Justice Julie J. Vargas was appointed to the New Mexico Supreme Court in December 2020 by Governor Michelle Lujan Grisham, after serving for four years on the New Mexico Court of Appeals. While serving on the Court of Appeals, Justice Vargas was the co-chair of the Advisory Committee on the Code of Judicial Conduct. Before joining the Court of Appeals, Justice Vargas spent 23 years in private practice representing clients in business and real estate litigation matters. During her years in private practice, she served as co-chair of the State Bar’s Ethics Advisory Committee, and was a member of both the Disciplinary Board, and the Board of Bar Commissioners. Justice Vargas is a 1990 graduate of Brown University, receiving a degree in History and English Literature. She received her J.D. from the University of New Mexico in 1993, where she was an editor of the New Mexico Law Review. She has served on the Board of Directors for the New Mexico Museum of Natural History Foundation, volunteered for the Run for the Zoo, and rappelled down a 16-story building to raise money for Special Olympics.
Roshanna K. Toya is an enrolled member of the Pueblo of Isleta where she was born, raised and resides today. Roshanna is an alumnus of the University of New Mexico School of Law. After graduating law school, Roshanna went on to serve as a judicial law clerk for the New Mexico Court of Appeals and the U.S. District Court, District of New Mexico. Roshanna currently practices law with Rothstein Donatelli LLP where she practices in criminal defense, civil litigation and represents tribes and tribal entities. Roshanna enjoys the diversity of her practice and practices in state, federal and tribal courts throughout New Mexico and Arizona.

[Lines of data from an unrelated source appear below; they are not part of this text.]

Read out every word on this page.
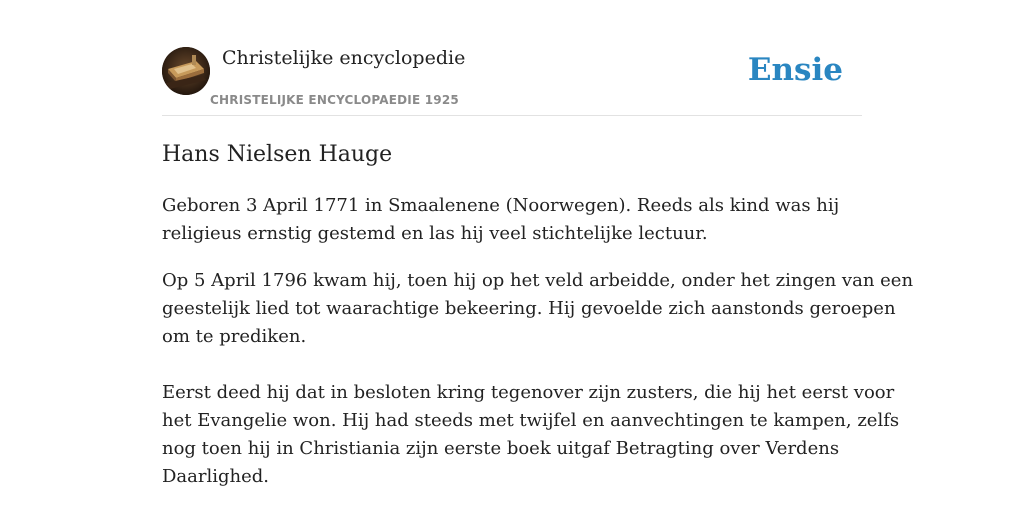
Christelijke encyclopedie
CHRISTELIJKE ENCYCLOPAEDIE 1925
Ensie
Hans Nielsen Hauge

Geboren 3 April 1771 in Smaalenene (Noorwegen). Reeds als kind was hij
religieus ernstig gestemd en las hij veel stichtelijke lectuur.

Op 5 April 1796 kwam hij, toen hij op het veld arbeidde, onder het zingen van een
geestelijk lied tot waarachtige bekeering. Hij gevoelde zich aanstonds geroepen
om te prediken.

Eerst deed hij dat in besloten kring tegenover zijn zusters, die hij het eerst voor
het Evangelie won. Hij had steeds met twijfel en aanvechtingen te kampen, zelfs
nog toen hij in Christiania zijn eerste boek uitgaf Betragting over Verdens
Daarlighed.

Roshanna has also served her Pueblo as an associate justice for the Isleta Pueblo Appellate Court since 2013. She has served as the Chief Justice of the Appellate Court since 2023. There she presides over cases related to probate, domestic relations, criminal law, employment law and any other types of disputes that are appealed from the tribal court.
Prior to pursuing a career in law, Roshanna practiced as a social worker, focused on providing direct clinical services to American Indian youth incarcerated in state prisons and assisting families of court-involved youth to secure community based behavioral health services. Roshanna holds a Master of Social Work and a Master of Criminal Justice from New Mexico State University.

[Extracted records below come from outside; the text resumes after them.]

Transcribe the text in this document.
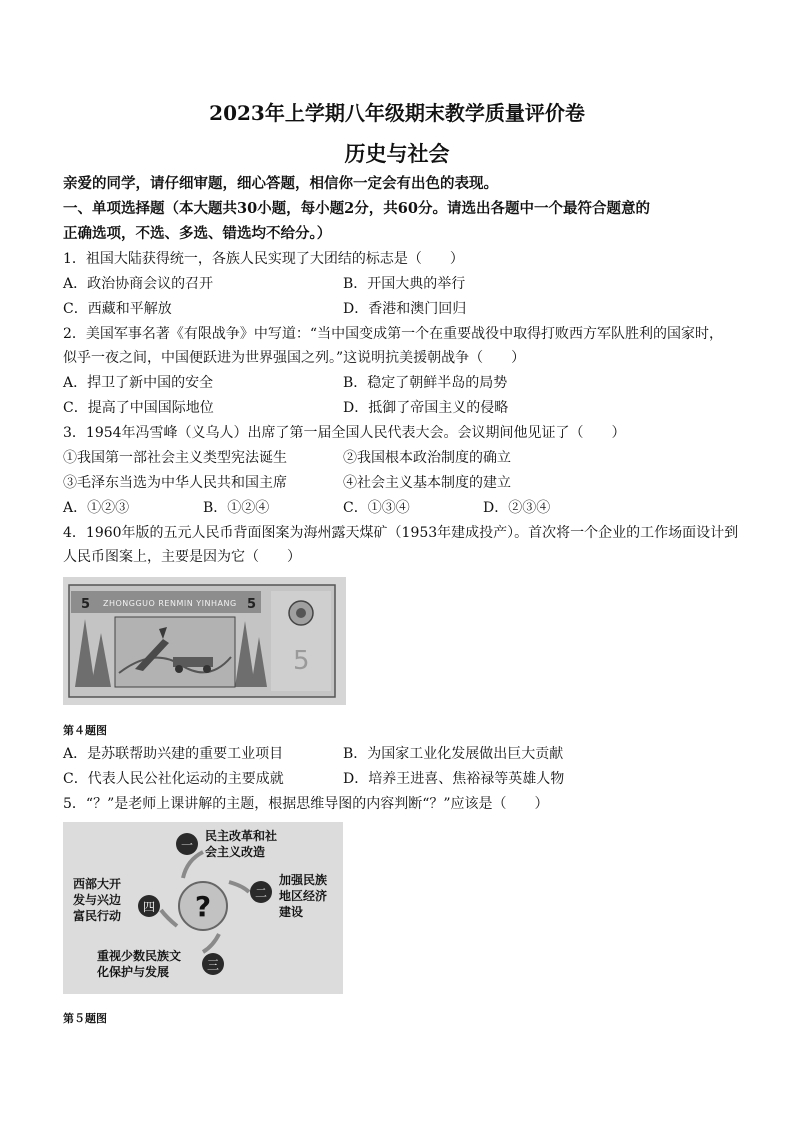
2023年上学期八年级期末教学质量评价卷
历史与社会
亲爱的同学，请仔细审题，细心答题，相信你一定会有出色的表现。
一、单项选择题（本大题共30小题，每小题2分，共60分。请选出各题中一个最符合题意的
正确选项，不选、多选、错选均不给分。）
1．祖国大陆获得统一，各族人民实现了大团结的标志是（　　）
A．政治协商会议的召开	B．开国大典的举行
C．西藏和平解放	D．香港和澳门回归
2．美国军事名著《有限战争》中写道：“当中国变成第一个在重要战役中取得打败西方军队胜利的国家时，
似乎一夜之间，中国便跃进为世界强国之列。”这说明抗美援朝战争（　　）
A．捍卫了新中国的安全	B．稳定了朝鲜半岛的局势
C．提高了中国国际地位	D．抵御了帝国主义的侵略
3．1954年冯雪峰（义乌人）出席了第一届全国人民代表大会。会议期间他见证了（　　）
①我国第一部社会主义类型宪法诞生	②我国根本政治制度的确立
③毛泽东当选为中华人民共和国主席	④社会主义基本制度的建立
A．①②③	B．①②④	C．①③④	D．②③④
4．1960年版的五元人民币背面图案为海州露天煤矿（1953年建成投产）。首次将一个企业的工作场面设计到
人民币图案上，主要是因为它（　　）
5 ZHONGGUO RENMIN YINHANG 5
5
第４题图
A．是苏联帮助兴建的重要工业项目	B．为国家工业化发展做出巨大贡献
C．代表人民公社化运动的主要成就	D．培养王进喜、焦裕禄等英雄人物
5．“？”是老师上课讲解的主题，根据思维导图的内容判断“？”应该是（　　）
?
一
民主改革和社
会主义改造
二
加强民族
地区经济
建设
三
重视少数民族文
化保护与发展
四
西部大开
发与兴边
富民行动
第５题图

Roshanna serves as a member of the Prelaw Summer Institute’s Judicial Clerkship Committee and serves as a member of the New Mexico Board of Bar Examiners. Roshanna is committed to increasing the representation of Native Americans as attorneys and as judges in both State and Federal judiciaries.
Outside of work, Roshanna can often be found cheering on her three children at their sporting events. She is married to Michael Toya, Jr., of the Pueblo of Jemez.
Justice Padilla is an Associate Professor at the UNM School of Law where she teaches courses at the intersection of Indian Law and Environmental Law and in the Clinical Law Program. Justice Nadine Padilla was appointed to the Pueblo of Isleta Appellate Court in 2023. Prior to joining the UNM School of Law faculty, Justice Padilla was appointed to serve as the Deputy Cabinet Secretary of the Indian Affairs Department for the State of New Mexico where she worked with Indian Nations throughout the state. Justice Padilla primarily practices environmental and water law and brings over a decade of experience working with Indian communities throughout New Mexico.